As Rover’s JV with Honda, which produced
the Honda Legend, and the Rover 800, was coming to an end, it was obvious to
Rover it would have to find a replacement V6 engine for its ongoing 800 series.
Spen King, then Chairman of BL Technology
had begun work on the K-series four cylinder engine in 1983, and the engine was
completed to prototype stage by 1985, when he retired.
In fact the four cylinder version (left) was
considerably refined, and even today is considered a landmark design.
It was used in a wide
range of Austin and Rover cars, and a range of innovative engine technologies
eventuated as a result of continuing work during its production life.
Then came the decision to create a V6
version for the Rover 800 series. Despite the excellent performance and
durability of the K series 4cyl; the V6 prototypes came with many inherent production-engineering problems, which made the initial versions highly suspect in terms of
reliability.
By 1994, when Rover Group was acquired by
BMW, German engineers made a number of improvements to the KV6, however the
Board of BMW AG was not convinced of the value of continuing with the engine,
and drastically cut its planned production numbers.
Rover panicked, and decided it
needed a partner to shoulder the ongoing development and production costs, and in early
1994 Lotus Engineering, which was doing contract work for Kia, introduced the
Koreans to Rover.
The facelifted Rover 825 appeared in 1996 fitted with the KV6.
The engine was considered to be very advanced, being the lightest and shortest V6 engine existing at the time.
However, its technologies included a number
of highly complicated and technically-difficult features.
One impressive element, was that the engine boasted
Variable Geometry Induction, whereby air induction pipe lengths vary, to
optimise engine torque in response to different engine and road speeds.
Rover’s
VVC system also well and truly pre-dated subsequent designs, like Honda’s V-TEC.
However, the KV6 featured
four overhead camshafts driven by synchronous tooth belts. It had a single,
long, serpentine belt at the front driving the inlet cams and also the coolant
pump.
The exhaust cams
are driven by short link belts driven from the ends of the inlet cams at the
rear of the engine.
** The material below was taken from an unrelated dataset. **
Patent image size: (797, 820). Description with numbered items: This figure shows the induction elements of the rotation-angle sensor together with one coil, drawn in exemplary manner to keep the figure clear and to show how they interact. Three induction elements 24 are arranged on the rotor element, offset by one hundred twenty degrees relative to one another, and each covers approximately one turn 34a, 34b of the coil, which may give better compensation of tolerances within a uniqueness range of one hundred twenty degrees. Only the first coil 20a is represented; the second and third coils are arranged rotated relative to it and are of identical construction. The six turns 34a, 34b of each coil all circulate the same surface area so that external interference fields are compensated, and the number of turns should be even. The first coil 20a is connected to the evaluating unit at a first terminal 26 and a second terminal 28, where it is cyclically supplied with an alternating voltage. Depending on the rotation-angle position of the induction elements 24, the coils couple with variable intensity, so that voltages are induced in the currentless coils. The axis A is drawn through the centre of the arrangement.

The rear link belts do not incorporate any tensioning
device. Belt tension is maintained by very careful control of belt length and
the pulley pair is pre-tensioned during production.
An unusual feature of
this system is that it incorporates "floating" inlet cam drive
pulleys that are not directly keyed to the shafts. This means that special
setting tools are required to establish the cam timing before the pulley
fixings are tightened. The system was considered to be unnecessarily complex.
The early production
engines suffered from widespread inconsistency of tolerances between the
cylinder liners and the block; and head gasket problems due to poor machining
quality of both the head and the block.
Also, BMW’s
‘improvements’ all turned out to be disasters, and one by one, each of the
components the German engineers had changed, in order to cut production cost,
were reversed. Needless to say, this inevitably increased the production costs,
making the business case for the KV6 very weak.
Servicing the KV6 by
dealers was a nightmare, as the design of the engine restricted access to many
components, so even the simplest service task required extensive dismantling of
the engine peripherals and associated componentry.
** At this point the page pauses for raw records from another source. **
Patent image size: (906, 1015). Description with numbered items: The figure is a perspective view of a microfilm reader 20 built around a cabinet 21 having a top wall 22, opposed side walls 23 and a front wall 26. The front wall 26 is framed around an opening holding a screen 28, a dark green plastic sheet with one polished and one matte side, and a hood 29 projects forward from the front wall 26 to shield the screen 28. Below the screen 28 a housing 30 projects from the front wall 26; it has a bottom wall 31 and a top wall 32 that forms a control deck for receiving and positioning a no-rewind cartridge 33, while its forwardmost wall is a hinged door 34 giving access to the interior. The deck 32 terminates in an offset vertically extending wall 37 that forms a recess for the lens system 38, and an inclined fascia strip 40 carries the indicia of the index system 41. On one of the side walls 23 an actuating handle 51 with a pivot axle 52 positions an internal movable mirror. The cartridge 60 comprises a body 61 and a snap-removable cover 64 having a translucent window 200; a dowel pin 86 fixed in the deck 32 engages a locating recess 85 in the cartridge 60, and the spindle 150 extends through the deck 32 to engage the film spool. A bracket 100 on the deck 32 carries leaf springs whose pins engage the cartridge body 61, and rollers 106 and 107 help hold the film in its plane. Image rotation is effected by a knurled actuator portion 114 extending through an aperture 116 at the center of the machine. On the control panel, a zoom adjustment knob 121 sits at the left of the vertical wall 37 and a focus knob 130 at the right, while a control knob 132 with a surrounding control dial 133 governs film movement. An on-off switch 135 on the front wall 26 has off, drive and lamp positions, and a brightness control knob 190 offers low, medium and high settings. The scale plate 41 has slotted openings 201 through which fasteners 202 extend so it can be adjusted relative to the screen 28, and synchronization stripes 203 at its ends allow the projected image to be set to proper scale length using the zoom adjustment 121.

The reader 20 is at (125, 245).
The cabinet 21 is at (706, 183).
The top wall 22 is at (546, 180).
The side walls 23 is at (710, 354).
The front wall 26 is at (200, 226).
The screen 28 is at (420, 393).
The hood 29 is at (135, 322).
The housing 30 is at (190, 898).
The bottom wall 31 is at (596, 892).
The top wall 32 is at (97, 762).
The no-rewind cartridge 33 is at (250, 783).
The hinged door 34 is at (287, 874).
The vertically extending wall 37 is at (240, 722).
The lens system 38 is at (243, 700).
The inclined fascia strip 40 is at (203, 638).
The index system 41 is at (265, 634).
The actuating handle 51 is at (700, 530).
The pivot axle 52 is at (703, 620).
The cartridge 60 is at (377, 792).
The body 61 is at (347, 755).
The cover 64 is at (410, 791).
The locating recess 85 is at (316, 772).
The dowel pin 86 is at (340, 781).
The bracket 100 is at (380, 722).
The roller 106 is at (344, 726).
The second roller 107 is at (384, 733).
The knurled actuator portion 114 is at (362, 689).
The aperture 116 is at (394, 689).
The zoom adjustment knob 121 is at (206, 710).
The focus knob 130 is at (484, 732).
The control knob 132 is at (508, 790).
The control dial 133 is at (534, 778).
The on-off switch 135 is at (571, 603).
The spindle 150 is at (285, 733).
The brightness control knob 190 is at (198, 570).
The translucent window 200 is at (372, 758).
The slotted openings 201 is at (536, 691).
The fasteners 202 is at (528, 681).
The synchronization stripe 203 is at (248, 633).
In 2000 BMW sold MG Rover for STG£1 to a consortium formed to run the
British company, but despite their individual skills, this management team had very little
expertise cohesively running a complete car company, and by 2005 MG Rover dissolved out of
existence.
During the same period Kia Motors had paid Rover ten million pounds, and began using the KV6 in its Kia Carnival/Sedona MPV.
As the Korean company was using the first version of the engine, produced by the same tooling which caused problems for Rover, the reliability of Kia’s V6 was appalling.
As the Korean company was using the first version of the engine, produced by the same tooling which caused problems for Rover, the reliability of Kia’s V6 was appalling.
Almost all of the initial production engines failed, and were replaced at no cost by Kia. In fact many thousands of the subsequent replacement engines also failed, but by that time all Kia was offering was a small cash payment to the owners, and a knock-down price on ‘short’ engines.
As history records, the KV6 was another
potentially great example of brilliant British technology and ingenuity, which was
nonetheless flawed by the time it reached production.
Manufacturing quality at
most British car makers was notoriously atrocious. The constant conflict between
management and workers was never resolved, to result in shared vision, shared
enthusiasm to improve, nor any real desire for industrial harmony to lift the
image of British standards of car manufacturing.
A sad legacy for technology with such promising potential.